Later, Willa and Gabriele called on Alvaro, the accountant, who had inherited a storefront on the Piazza del Duomo. The space had been vacant for twenty-three years since the death of Alvaro’s wife. Although people believed Alvaro to be very wealthy, the mottled walls of his tiny office had not been whitewashed for decades and the planking on the floors had shrunk and separated. Spider webs hung in the corners near the ceiling. Dirt obscured the light from the two small windows. A frayed electrical wire snaked up the back wall, slithered across the ceiling, and ended in a bare bulb just above a dusty wooden desk where Alvaro sat on an old, wooden office chair with broken springs. Alvaro acknowledged Willa and Gabriele with a wave of his hand, but remained seated, cleaning his fingernails with a nail. So completely had he merged with his surroundings that, except for his sharp eyes, he appeared to be one with his office.
“I’m expanding my business, I need new space immediately,” Gabriele told him.
“Today isn’t a lucky day to show property,” Alvaro told Gabriele.
“But this is very important,” Gabriele said. Alvaro put the nail in a drawer and listened to Gabriele describe “my plan to capitalize on the tourist trade. Along with my wife, of course.” Gabriele winked.
Alvaro chuckled and rubbed his hands together. “It’s a good idea. I’ll make you a good deal.” He extracted a key from the top drawer of his desk and a can of oil from underneath. “I think this day will be fortunato for you.” He glanced at Willa. “And your wife.”

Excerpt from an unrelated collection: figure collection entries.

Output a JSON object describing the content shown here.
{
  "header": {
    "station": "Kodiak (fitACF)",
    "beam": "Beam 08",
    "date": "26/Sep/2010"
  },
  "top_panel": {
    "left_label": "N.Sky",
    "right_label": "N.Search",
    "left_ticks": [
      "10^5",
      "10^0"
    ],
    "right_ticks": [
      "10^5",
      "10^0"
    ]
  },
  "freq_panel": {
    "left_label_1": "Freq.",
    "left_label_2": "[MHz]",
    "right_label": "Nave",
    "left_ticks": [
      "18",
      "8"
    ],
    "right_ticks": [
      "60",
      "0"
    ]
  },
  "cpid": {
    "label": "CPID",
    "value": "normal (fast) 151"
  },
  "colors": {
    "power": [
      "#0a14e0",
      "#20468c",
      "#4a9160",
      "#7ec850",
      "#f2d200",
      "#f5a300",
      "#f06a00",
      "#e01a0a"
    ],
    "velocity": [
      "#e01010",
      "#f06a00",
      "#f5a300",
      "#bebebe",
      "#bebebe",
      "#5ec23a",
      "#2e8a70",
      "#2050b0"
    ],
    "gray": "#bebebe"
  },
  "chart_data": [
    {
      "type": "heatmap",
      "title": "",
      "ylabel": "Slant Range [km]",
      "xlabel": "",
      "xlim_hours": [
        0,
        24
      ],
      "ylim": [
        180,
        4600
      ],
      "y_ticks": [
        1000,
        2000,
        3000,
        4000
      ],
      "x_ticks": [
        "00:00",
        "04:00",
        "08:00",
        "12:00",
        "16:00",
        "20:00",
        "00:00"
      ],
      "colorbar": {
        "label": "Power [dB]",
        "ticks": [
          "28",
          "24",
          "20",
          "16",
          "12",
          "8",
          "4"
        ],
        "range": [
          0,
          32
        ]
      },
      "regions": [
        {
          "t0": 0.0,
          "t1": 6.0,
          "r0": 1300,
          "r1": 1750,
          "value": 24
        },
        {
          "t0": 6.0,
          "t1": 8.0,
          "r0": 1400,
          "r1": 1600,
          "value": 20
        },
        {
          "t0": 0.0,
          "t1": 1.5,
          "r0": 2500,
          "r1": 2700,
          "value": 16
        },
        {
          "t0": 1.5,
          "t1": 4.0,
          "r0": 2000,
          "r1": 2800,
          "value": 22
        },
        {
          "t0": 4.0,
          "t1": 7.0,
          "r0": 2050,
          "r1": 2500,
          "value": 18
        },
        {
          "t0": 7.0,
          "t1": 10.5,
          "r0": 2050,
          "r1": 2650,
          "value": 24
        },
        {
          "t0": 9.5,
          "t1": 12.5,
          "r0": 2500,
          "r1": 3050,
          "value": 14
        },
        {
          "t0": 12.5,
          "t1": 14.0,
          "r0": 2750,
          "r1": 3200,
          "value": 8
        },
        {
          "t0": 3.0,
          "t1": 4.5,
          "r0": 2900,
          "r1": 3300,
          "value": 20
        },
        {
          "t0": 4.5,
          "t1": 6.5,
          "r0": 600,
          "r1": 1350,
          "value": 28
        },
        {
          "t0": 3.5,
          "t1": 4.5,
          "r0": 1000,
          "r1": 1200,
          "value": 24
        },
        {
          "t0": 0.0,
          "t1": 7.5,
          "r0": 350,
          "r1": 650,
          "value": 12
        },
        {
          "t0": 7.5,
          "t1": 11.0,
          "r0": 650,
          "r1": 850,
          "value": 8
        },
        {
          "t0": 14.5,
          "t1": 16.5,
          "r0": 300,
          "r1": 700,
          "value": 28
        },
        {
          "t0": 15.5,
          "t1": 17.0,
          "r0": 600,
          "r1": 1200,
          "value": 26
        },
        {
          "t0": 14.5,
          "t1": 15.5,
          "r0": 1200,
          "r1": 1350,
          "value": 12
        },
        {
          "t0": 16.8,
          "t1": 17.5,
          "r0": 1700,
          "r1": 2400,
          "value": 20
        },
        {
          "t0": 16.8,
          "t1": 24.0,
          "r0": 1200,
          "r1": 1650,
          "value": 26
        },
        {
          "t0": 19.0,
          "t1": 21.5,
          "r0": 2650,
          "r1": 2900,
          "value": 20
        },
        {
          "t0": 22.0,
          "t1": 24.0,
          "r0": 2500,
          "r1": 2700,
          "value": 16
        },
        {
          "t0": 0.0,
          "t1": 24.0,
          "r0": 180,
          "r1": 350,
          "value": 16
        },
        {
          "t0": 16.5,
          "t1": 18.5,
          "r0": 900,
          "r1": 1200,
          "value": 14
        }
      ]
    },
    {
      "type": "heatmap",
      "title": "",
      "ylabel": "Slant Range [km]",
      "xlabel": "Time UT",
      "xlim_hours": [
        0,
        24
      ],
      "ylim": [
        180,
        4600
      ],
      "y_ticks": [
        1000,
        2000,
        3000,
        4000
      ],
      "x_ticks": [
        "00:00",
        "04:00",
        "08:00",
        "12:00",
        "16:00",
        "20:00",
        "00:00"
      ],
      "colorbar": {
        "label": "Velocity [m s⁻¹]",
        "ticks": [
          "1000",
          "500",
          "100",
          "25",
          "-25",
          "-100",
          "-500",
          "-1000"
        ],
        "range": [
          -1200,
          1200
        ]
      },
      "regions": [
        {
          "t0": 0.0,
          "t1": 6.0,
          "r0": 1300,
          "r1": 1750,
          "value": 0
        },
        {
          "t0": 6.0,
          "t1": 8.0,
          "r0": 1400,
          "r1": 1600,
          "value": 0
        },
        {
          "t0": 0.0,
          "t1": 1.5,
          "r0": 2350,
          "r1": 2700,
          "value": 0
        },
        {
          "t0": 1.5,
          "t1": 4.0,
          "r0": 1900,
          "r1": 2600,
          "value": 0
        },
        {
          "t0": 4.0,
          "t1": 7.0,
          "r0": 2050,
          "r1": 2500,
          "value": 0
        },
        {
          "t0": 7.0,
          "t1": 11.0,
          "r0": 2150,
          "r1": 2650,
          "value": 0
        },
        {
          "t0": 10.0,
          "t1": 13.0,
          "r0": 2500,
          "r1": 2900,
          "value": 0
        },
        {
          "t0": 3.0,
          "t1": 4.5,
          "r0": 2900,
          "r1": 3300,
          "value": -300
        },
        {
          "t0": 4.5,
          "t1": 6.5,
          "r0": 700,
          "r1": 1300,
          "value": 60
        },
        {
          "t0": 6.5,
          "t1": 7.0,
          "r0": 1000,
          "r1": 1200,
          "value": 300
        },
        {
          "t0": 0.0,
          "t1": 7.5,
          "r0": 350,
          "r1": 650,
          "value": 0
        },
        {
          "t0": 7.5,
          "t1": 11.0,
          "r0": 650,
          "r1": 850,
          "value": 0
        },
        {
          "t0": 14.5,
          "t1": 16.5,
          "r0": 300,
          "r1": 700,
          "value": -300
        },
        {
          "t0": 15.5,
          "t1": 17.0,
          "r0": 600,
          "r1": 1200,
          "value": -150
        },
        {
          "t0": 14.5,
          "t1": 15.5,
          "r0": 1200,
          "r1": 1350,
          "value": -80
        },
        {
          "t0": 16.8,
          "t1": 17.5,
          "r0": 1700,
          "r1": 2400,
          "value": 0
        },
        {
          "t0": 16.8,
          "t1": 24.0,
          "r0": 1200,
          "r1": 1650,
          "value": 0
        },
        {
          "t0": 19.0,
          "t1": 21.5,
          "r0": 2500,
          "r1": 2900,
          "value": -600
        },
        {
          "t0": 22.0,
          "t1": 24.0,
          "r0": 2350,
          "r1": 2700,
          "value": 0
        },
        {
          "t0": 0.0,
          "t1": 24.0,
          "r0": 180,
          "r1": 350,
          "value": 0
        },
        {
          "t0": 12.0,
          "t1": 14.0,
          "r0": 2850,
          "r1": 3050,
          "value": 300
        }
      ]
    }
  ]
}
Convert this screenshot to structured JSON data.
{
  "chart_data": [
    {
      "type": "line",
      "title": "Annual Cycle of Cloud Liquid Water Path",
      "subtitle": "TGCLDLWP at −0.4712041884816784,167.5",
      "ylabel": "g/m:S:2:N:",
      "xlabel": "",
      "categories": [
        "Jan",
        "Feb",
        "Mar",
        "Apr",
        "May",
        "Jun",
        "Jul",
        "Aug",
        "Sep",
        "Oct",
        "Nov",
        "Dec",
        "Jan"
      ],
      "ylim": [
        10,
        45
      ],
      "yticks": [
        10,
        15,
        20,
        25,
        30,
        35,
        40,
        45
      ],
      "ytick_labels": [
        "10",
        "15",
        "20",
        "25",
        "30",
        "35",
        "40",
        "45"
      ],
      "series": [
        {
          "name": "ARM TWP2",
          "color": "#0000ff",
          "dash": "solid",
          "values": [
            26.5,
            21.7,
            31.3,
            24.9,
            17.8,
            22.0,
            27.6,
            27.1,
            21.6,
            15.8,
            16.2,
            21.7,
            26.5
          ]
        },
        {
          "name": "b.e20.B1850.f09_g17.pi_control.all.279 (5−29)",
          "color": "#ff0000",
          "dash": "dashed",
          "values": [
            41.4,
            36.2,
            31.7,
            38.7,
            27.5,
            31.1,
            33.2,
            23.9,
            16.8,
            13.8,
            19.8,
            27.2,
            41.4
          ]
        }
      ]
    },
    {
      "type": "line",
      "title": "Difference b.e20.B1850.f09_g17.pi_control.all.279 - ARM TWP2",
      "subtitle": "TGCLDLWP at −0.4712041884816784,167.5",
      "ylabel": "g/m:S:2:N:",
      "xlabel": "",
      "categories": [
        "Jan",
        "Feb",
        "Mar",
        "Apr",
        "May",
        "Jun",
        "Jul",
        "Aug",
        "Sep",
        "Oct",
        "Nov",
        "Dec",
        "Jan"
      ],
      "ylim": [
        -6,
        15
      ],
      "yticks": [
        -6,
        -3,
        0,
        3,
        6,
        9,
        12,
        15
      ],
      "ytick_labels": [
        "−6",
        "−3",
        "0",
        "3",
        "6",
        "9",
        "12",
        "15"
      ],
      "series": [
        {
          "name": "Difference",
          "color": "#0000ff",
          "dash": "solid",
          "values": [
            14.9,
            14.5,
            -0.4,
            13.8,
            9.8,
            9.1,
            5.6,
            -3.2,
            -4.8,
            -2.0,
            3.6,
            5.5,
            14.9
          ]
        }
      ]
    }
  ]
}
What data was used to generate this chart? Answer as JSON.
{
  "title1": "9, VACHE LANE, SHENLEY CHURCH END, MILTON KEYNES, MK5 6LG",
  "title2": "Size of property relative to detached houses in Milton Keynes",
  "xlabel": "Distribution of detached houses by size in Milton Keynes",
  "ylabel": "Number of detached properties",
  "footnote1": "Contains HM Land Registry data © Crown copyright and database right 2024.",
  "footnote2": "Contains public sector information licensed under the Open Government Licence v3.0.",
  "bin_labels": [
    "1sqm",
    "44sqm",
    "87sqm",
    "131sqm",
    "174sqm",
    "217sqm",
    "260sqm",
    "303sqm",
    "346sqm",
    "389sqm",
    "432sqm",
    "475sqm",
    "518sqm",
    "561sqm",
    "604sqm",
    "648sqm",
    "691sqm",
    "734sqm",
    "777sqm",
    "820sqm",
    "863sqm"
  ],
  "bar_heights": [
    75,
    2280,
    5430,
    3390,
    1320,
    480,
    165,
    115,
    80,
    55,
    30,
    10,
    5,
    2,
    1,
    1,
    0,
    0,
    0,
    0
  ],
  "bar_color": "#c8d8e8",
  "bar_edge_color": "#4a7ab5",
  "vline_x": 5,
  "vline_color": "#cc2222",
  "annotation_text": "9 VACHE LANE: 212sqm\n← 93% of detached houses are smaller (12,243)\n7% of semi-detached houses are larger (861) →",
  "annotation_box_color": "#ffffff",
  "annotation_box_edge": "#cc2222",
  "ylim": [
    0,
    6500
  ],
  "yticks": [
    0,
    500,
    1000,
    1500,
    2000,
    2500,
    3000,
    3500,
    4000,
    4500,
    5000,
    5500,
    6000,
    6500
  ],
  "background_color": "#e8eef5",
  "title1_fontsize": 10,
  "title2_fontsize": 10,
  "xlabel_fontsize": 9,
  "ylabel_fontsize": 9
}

The lock on the storefront had frozen from disuse. Alvaro squirted oil into the keyhole and on the hinges. The oil ran down the door and puddled on the ground. Alvaro turned the key and pushed the door open. Inside, cobwebs hung in sheets. Alvaro brushed them aside. Vermin droppings crunched under their feet as they walked through the rooms. Willa coughed. There were three rooms downstairs, one of which could be divided into a storeroom and a bathroom, leaving one for a showroom and one for an office for Gabriele. Upstairs, there was room for a kitchen, a bedroom, a small studio, and a baby’s room. It’s large enough, especially by Orvieto’s standards, but could it ever be clean enough for a baby? Willa wondered.